Une femme toute seularde !
Je consulte le tableau des locataires et je constate que la souris pioge un studio, tout en haut, construit sur le toit en terrasse.
Je pénètre dans l’ascenseur et j’appuie sur le dernier bouton. Comme résultat, ça m’amène au septième. A partir de là, un escalier de pierre, très bref, conduit à la terrasse.

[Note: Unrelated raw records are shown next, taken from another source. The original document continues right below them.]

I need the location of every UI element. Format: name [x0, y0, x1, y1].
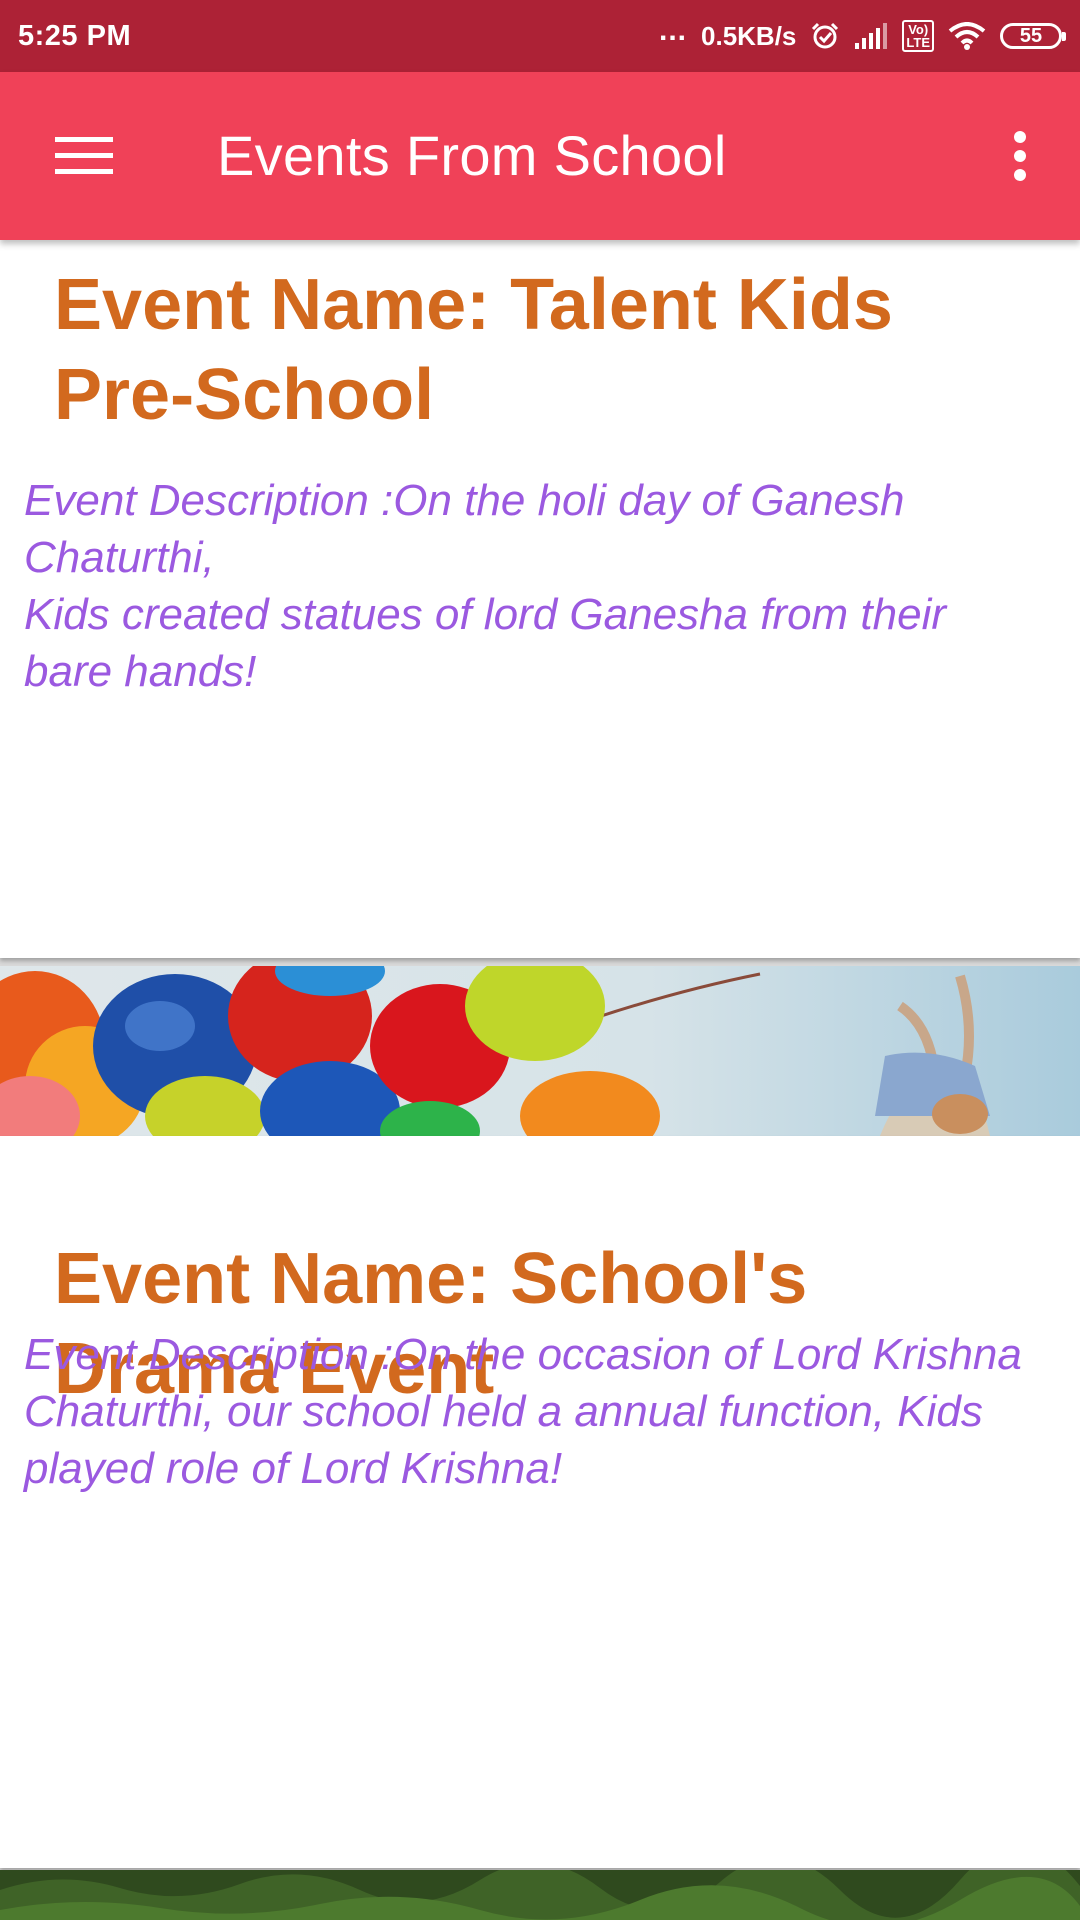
wifi-icon: [948, 22, 986, 50]
volte-icon: Vo) LTE: [902, 20, 934, 52]
battery-icon: 55: [1000, 23, 1066, 49]
signal-icon: [854, 23, 888, 49]
balloons-event-image: [0, 966, 1080, 1136]
event-card[interactable]: Event Name: Talent Kids Pre-School Event…: [0, 240, 1080, 958]
network-speed: 0.5KB/s: [701, 20, 797, 51]
navigation-menu-button[interactable]: [40, 116, 128, 196]
notification-dots: ...: [659, 14, 688, 47]
event-description: Event Description :On the occasion of Lo…: [24, 1330, 1022, 1493]
app-title: Events From School: [217, 124, 727, 187]
app-bar: Events From School: [0, 72, 1080, 240]
more-vert-icon: [1014, 131, 1026, 181]
hamburger-menu-icon: [55, 137, 113, 174]
status-bar: 5:25 PM ... 0.5KB/s Vo) LTE 55: [0, 0, 1080, 72]
status-icons: ... 0.5KB/s Vo) LTE 55: [659, 14, 1066, 52]
overflow-menu-button[interactable]: [984, 116, 1056, 196]
event-name: Event Name: Talent Kids Pre-School: [54, 265, 893, 435]
alarm-icon: [810, 21, 840, 51]
events-list[interactable]: Event Name: Talent Kids Pre-School Event…: [0, 240, 1080, 1920]
event-description: Event Description :On the holi day of Ga…: [24, 476, 947, 696]
event-card[interactable]: Event Name: School's Drama Event Event D…: [0, 1136, 1080, 1868]
status-time: 5:25 PM: [18, 19, 132, 52]
grass-event-image: [0, 1870, 1080, 1920]
battery-level: 55: [1019, 24, 1043, 47]
screen: 5:25 PM ... 0.5KB/s Vo) LTE 55 Events Fr…: [0, 0, 1080, 1920]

La crèche de la môme Blavette a été construite en additif sur le toit. C’est tout simplement ravissant. Imaginez une petite baraque du genre bungalow, avec une pergola croulante de fleurs… Un parasol à bandes orange et vert… Des meubles de jardin en paille tressée… Cette souris est, ou bien la fille du roi du fromage mou, ou bien la poule du roi du tire-bouchon à musique ! Pour se payer une fantaisie comme celle-là, faut avoir des pépites dans le frigidaire…
Je m’annonce vers la lourde en bois vernis, elle fait lourde de péniche.
Comme j’avance mon index sur le bouton de sonnette, je sursaute. Une flopée de petits trous constellent la lourde à mi-hauteur. Ces trous, pas besoin de me faire un dessin, je sais que ce ne sont pas les vers à bois qui ont pratiqué ces petits trous ronds. Si ça n’est pas une rafale de composteur, une rafale de Thomson, s’entend, c’est le râtelier de votre grand-mère…
Et c’est du neuf ! Les écailles de bois sont encore brillantes et tachées de poudre.
Je sonne.
Rien ne répond. Le silence est le maître de cet appartement aérien. Par acquit de conscience je sonne à nouveau.
Comme la patience n’a jamais été mon fort, je fais appel à mon petit sésame. C’est un gentil outil qu’un cheval de retour m’a refilé, un jour où je lui avais évité des ennuis, et qui a la propriété miraculeuse de s’entendre avec toutes les serrures. Il ne me faut pas cent six ans pour venir à bout de celle-ci. Seulement, bien que le pêne ait joué, la porte ne s’ouvre pas. Y aurait-il un verrou à l’intérieur ? Non pourtant, car la porte a tout de même bougé.